On Sun, May 24, 2020 at 6:56 PM Steven D'Aprano <steve@pearwood.info> wrote:
> I use bash a lot, and writing something like this is common:
> cat data | sort | cut -d; -f6 | grep ^foo | sort -r | uniq -c

And today's "Useless Use Of cat Award" goes to... :-)

    sort data | ...

(What is it specifically about cat that is so attractive? I almost
certainly would have done exactly what you did, even knowing that sort
will take a file argument.)

This is probably going afield since it is a bash thing, not a Python thing.  But I can actually answer this quite specifically.

When I write a pipeline like that, I usually do not do it in one pass.  I write a couple of the stages, look at what I have, and then add some more stages until I get it right.  Many of the commands in the pipeline can take a file argument (not just sort, also cut, also grep, also uniq... everything I used in the example).
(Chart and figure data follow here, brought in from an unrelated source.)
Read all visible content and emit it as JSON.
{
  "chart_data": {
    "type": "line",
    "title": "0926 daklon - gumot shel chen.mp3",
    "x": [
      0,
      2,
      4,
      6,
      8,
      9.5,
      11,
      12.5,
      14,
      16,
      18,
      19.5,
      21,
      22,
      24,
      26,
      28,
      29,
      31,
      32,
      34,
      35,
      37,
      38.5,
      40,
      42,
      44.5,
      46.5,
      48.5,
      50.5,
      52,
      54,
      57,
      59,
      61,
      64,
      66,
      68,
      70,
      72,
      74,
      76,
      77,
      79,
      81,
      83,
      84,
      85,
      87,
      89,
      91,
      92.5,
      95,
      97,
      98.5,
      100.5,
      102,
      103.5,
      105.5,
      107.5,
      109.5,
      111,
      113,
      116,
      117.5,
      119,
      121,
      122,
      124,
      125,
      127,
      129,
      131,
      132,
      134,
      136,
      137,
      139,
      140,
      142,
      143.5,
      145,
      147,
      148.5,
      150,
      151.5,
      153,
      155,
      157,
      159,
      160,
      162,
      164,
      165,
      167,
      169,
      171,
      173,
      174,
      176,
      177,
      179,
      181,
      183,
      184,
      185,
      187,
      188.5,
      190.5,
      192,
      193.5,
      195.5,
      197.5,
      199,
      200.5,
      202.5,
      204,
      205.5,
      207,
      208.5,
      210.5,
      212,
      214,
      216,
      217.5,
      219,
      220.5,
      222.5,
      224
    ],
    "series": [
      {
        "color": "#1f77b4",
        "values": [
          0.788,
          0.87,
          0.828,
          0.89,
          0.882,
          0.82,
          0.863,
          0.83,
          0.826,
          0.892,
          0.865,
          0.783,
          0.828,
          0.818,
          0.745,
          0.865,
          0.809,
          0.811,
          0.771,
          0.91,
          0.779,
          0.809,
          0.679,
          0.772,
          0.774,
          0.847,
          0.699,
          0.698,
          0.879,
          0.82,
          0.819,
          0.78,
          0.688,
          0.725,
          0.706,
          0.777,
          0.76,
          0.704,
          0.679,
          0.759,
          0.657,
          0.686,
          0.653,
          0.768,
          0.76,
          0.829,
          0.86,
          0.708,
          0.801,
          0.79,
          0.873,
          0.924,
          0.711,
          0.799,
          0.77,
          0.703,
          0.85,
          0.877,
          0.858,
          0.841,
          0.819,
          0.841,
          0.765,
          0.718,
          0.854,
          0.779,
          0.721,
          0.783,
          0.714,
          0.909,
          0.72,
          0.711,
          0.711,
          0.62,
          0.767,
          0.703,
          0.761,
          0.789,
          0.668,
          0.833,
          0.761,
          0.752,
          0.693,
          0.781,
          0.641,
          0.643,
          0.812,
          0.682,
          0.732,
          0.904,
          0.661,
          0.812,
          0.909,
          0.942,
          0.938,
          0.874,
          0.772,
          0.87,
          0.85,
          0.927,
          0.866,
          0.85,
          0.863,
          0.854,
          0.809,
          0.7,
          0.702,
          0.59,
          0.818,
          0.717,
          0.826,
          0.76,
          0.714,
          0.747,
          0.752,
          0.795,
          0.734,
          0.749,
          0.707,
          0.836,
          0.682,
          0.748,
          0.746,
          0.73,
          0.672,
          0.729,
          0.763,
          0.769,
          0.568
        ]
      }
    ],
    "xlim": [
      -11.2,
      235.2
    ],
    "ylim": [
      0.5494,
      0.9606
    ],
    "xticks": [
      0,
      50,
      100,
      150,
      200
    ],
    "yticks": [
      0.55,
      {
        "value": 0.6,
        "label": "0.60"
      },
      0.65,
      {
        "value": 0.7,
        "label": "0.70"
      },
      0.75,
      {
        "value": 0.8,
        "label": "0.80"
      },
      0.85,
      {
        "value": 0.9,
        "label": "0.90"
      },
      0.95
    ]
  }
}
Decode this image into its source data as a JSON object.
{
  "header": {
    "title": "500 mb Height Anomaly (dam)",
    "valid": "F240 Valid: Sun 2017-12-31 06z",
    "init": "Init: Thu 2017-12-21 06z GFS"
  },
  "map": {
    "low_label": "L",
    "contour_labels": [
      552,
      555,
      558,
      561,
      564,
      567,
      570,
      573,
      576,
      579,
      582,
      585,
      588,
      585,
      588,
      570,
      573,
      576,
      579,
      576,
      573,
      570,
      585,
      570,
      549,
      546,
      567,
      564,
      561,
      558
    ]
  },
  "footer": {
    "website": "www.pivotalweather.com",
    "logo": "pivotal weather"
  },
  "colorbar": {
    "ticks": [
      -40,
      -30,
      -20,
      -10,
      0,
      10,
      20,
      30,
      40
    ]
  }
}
But I find fairly often that I need to add a step BEFORE what I initially thought was first processing step.  And then I have to remove the filename as an argument of that no-longer-first step.  Rinse and repeat.  With `cat` I know it does nothing, and I won't have to change it later (well, OK, sometimes I want -n or -s).  So it is a completely generic "data" object ... sort of like how I would write "fluent programming" starting with a Pandas DataFrame, for example, and calling chains of methods..

--
The dead increasingly dominate and strangle both the living and the
not-yet born.  Vampiric capital and undead corporate persons abuse
the lives and control the thoughts of homo faber. Ideas, once born,
become abortifacients against new conceptions.